Another British Pie Week recipe…
The simple yumminess of a Chicken Filo Pie…
500g Chicken Breast
1tbsp Corn flour or Plain Flour (mixed with a dash of water)
200ml Chicken Stock
100g Philadelphia Light
200g Carrot Batons
2 Sheets Filo Pastry
1 Garlic Clove or 1tsp Garlic Powder
– Pre heat the oven to 180˚C
– Pour the chicken stock, garlic, thyme and carrots into a pan – bring to the boil and then lower the heat and simmer for 3-4 minutes. Lay in the chicken breasts, add some pepper, then cover and simmer for 15 minutes. After this, remove from the heat and let the chicken sit in the stock for 15 more minutes while it cools slightly.

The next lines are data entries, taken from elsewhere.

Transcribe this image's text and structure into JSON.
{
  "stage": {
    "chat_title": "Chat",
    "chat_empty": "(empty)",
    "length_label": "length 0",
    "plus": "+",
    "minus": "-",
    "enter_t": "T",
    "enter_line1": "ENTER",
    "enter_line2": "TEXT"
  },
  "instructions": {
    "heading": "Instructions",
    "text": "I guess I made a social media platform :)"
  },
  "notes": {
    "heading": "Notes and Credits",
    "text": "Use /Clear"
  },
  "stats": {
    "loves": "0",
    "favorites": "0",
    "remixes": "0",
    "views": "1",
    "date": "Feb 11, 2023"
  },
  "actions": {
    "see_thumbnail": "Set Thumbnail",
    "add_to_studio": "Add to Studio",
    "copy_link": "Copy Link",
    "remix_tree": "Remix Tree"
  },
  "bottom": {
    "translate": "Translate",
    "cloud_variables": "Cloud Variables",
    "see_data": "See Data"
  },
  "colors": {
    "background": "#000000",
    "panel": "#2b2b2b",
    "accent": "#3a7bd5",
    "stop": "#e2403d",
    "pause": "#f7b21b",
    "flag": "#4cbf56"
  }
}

– Strain the stock into a jug (you need 250ml). Tip the chicken and veg into a small pie dish, then tear into chunky shreds.
– Pour the stock back into the pan and bring to the boil. Add the corn flour mix and keep stirring until it has thickened. Remove from the heat and stir in the Philadelphia, season with pepper and pour over the chicken. Stir it all up so it’s nice and mixed.
– Cut your filo sheets to shape (slightly larger than the pie dish). Layer them on top of other another, brushing with a little oil as you go. Scrunch up the sides and grind pepper on top – then bake for 20-25 minutes until the pastry is golden and sauce is bubbling! Serve immediately!